Our Classrooms Were Already Unhealthy
I’d thought it was just me.
Being asthmatic, I’d assumed the issue was that I had a crappy immune system. That must explain why I got sick several times a year when I was a middle and high school teacher. I’d thought it must be the reason why I seemed to get every bug that went around — plus some new ones, and why some of the sicknesses morphed into sinus infections. One of the reasons why I ended up leaving teaching and going back to graduate school was because I was getting sick all the time. With that, plus the long hours that left little time to exercise, the stress, and the late nights, I started thinking that being a teacher was going to take years off my life.
In my last year of graduate school, I started teaching Teacher Education classes. The very first week I got Whooping Cough. It turns out teaching a room full of people who go to ALL the schools in the region is almost worse than teaching 150 high school students each day.
It was not just me. This week, I posted a question on a feed for teachers, asking: “What illnesses have we caught at school during NORMAL school years? I got over 230 responses. Some named illnesses I had to look up.
Among the common or notable illnesses:
Anal strep (who knew that was a thing?)
All the colds, viruses, coughs, and head colds
Colds, viruses, coughs that turn into sinus infections
Colds, viruses, and coughs that turn into pneumonia
Hand, foot, and mouth disease
Cellulitis (a swollen, red, rash)
ER visits from severe illnesses
Going into pre-term labor after being run into by a student
We need to talk about teachers’ working conditions. Even without the constant fear of active shooters, our classrooms were already hazardous and unhealthy. Many classrooms are poorly-ventilated. Some have black mold. Some have leaking ceilings.
Multiple teachers also mentioned Urinary Tract Infections as a result of not being able to use the bathroom frequently enough. Let that sink in — in many schools, teachers aren’t even allowed to pee when they need to.
Anything that anyone in this country can possibly catch is probably in our schools. Our classrooms were already petri dishes that potentially carried every illness our 20–30 elementary students or 150+ middle and high school students brought in with them from their homes, their jobs, their friends, and anything else they did.
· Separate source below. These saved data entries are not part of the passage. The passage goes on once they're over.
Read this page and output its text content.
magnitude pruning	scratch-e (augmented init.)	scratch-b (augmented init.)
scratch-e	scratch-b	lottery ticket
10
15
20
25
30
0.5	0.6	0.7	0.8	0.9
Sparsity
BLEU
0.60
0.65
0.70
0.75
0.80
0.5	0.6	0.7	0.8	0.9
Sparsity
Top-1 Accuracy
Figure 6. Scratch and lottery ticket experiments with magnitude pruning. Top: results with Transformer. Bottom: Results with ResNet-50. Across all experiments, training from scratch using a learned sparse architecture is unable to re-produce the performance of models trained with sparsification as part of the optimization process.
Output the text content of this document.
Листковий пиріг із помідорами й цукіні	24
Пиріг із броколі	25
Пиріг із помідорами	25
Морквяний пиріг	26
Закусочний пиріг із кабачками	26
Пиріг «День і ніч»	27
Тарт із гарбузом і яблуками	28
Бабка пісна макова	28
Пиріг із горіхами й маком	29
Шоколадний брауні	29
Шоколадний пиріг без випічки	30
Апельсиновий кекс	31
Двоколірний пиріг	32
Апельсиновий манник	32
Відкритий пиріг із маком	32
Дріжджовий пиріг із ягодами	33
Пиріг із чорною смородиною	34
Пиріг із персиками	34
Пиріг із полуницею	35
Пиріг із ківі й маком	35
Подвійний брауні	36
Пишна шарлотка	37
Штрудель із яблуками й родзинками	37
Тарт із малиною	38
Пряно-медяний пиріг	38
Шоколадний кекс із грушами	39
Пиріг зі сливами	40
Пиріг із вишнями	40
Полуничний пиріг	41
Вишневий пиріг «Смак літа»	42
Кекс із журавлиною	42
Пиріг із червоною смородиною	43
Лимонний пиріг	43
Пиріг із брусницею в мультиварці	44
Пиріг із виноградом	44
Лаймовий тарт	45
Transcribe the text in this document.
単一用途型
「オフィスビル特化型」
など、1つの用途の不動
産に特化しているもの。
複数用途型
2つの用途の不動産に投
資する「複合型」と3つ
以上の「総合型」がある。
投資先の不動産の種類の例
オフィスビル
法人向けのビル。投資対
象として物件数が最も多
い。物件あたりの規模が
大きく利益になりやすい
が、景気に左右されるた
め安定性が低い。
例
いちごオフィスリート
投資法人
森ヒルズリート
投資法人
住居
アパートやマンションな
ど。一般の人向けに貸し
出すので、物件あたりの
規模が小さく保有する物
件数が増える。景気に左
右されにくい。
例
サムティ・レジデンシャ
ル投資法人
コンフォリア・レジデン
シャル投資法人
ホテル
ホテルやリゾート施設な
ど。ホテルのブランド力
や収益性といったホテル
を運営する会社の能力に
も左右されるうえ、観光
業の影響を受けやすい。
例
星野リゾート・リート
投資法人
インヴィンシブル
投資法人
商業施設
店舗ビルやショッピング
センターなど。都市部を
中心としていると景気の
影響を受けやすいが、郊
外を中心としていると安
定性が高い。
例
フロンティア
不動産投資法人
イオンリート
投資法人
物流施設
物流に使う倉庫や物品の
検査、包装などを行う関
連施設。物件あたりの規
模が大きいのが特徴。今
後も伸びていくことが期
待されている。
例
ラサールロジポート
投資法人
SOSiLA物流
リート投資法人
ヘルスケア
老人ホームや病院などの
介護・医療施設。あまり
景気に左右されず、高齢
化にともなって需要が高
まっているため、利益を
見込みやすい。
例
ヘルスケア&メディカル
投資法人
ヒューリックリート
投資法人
In areas where not everyone gets vaccinations or access to basic preventative health measures, that can even include illnesses, infections, and even parasites that are uncommon outside of hospitals, nursing homes, and day cares for young children.
And now we wonder why teachers are concerned about being in these rooms as COVID-19 rates continue to rise. Is there any surprise that many are writing their wills? Or that some are having panic attacks?